Nix grinned. “I think your new girlfriend is on Saint John’s team.”

“What?”

“Riot. She has the same tattoos on her head. So did all the reapers on the quads.”

“First, she’s not my girlfriend,” said Benny. “My girlfriend is a crazy redhead with freckles.”

That earned him a small smile from Nix.

“And second, Riot was with Carter. Besides, the woman I saw in the field was dressed like the reapers, and she had a full head of hair. So that doesn’t prove anything.”

“Maybe she wasn’t with the reapers. I don’t know, but the ones on the quads and Saint John had the same kind of skin art as Riot, so—”

“I don’t care. Riot was with Eve’s family.”

A wide gully yawned before them, and they stopped to examine it, but there were no signs of lurking zoms or reapers with gleaming knives. Even so, they moved silently and with great caution, weapons ready, minds alert.

“Well, we have one thing going for us,” Benny said as they left the gully behind them. “We should be safe from the reapers.”

“How do you figure that?” Nix demanded.

“Aren’t you supposed to be the mother of Thanksalot, the personification of death?”

“Thanatos,” she corrected.

“Right. Praise be to the darkness.”

“Ugh. Don’t say that, it’s freaky. Besides, Thanatos’s mother was Nyx. With a y.”

“Right, I’m sure that’s going to make a world of difference,” said Benny sourly. “If we’re attacked, you can dazzle them with spelling and grammar.”

She started to say something back, but Benny caught her wrist and pulled her down behind a tree. Nix started to ask what was wrong, but then she heard it too. The sound of motors coming their way.

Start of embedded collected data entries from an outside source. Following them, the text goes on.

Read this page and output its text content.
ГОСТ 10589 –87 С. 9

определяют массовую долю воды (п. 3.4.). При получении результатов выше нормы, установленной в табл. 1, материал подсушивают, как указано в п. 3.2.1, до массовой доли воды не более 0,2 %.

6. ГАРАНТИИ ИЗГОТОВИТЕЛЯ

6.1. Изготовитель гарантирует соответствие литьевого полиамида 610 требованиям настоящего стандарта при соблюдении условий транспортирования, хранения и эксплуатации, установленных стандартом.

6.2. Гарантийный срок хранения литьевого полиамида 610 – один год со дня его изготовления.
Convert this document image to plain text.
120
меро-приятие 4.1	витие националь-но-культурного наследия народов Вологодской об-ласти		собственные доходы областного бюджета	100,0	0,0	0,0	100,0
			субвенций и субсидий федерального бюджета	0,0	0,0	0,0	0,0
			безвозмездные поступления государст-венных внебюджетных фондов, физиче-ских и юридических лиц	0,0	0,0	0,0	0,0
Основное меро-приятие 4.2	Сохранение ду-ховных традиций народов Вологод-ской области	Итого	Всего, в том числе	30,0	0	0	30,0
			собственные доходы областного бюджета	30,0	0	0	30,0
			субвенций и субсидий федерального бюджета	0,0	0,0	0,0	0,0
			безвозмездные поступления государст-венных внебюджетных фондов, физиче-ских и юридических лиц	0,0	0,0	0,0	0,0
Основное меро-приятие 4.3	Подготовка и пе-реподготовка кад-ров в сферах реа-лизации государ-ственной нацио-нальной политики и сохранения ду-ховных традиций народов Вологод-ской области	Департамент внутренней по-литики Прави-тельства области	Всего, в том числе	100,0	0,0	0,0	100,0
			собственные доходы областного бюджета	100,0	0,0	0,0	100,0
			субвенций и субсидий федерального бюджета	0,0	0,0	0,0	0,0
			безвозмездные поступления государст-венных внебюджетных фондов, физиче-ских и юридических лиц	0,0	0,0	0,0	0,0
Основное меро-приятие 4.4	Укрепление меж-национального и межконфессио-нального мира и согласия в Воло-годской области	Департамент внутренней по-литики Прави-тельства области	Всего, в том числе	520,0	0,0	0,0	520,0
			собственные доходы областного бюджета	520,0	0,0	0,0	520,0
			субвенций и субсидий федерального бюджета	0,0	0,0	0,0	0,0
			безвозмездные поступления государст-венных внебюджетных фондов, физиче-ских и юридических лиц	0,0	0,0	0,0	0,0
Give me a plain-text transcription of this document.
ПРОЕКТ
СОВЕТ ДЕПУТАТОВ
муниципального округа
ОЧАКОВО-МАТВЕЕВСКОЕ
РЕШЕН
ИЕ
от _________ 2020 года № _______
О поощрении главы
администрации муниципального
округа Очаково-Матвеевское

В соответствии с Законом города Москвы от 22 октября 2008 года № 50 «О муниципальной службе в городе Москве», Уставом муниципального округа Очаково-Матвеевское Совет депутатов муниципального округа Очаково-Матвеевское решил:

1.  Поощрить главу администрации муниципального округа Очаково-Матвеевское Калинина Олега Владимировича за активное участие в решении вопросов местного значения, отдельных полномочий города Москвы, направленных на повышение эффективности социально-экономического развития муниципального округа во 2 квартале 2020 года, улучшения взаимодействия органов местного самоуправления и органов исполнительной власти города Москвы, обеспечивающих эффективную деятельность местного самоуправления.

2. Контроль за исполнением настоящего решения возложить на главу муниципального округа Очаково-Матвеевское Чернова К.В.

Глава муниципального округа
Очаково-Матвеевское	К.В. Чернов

Benny drew his sword but kept the blade in the shadow cast by the tree. Nix had her pistol out, the barrel pointed at the lead figure in a line of three quads that bumped and rocked along the forest path. Two men and a woman drove the machines. Reapers, without a doubt.

Benny was acutely aware that Nix had only two bullets left.

Nix thumbed the hammer back, but Benny whispered, “Don’t. Not unless they see us.”

Seconds burned away as the quads tore along the path, the roar of the motors filling the air. Then, a hundred feet shy of where Benny and Nix crouched, the line of vehicles turned and headed due east. The motor sounds diminished quickly; soon the reapers were gone, and an uneasy silence draped itself over the forest once more.

Nix blew out her cheeks and leaned her forehead on her outstretched gun arm. She uncocked the pistol. Benny bent and kissed her on the shoulder.